When people refer to external wall insulation, they talk about insulation systems – including the insulating material, the render and the means of fixing it to the wall. Although there are many different systems for solid wall insulation, one of the key things you need to check with the installer is whether the insulation system being used on your home is permeable or impermeable.

A permeable insulation system will allow the wall to breathe; this means that water vapour (not water liquid!) will be able to cross through the wall and insulation. This is very important since otherwise you can get moisture build up in the home, which can lead to much bigger problems.

Independent insurance for your EWI system

It is really important that your insulation system is covered by a long term and independent guarantee.

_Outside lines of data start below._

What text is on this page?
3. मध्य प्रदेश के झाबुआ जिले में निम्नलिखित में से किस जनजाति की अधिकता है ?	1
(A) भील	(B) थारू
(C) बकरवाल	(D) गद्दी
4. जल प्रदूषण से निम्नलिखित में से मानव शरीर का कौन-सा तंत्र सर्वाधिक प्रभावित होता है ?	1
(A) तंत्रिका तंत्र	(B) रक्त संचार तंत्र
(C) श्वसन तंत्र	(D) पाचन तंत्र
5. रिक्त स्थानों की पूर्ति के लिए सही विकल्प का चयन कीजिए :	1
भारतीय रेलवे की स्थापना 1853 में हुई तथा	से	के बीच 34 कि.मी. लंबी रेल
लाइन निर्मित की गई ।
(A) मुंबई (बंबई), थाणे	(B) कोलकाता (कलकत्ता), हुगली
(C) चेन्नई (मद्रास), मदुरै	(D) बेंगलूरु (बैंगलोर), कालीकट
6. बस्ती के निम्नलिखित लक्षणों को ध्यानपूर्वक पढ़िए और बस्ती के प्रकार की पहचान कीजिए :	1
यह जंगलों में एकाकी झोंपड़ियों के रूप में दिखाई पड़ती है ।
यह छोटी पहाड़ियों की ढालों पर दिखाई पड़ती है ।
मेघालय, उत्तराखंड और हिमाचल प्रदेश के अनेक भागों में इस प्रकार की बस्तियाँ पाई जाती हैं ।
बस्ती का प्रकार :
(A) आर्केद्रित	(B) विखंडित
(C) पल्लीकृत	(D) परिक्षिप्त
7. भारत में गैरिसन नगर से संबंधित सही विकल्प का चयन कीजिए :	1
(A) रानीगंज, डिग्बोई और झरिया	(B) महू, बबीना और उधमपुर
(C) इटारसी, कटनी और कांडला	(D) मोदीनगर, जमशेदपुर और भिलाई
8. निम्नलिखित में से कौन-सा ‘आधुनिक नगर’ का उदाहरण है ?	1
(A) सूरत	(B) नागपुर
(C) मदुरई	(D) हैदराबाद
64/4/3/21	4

External insulation is an extensive and expensive addition to the property, and if you have any issues with the insulation in the future, it could prove costly. Industry guarantee schemes like SWIGA or insurance backed schemes like GDGC, Kinnell, mean that even if the company you got to install the insulation is no longer in business, you will still have the consumer protection to take your claim forward and get your wall seen to and fixed.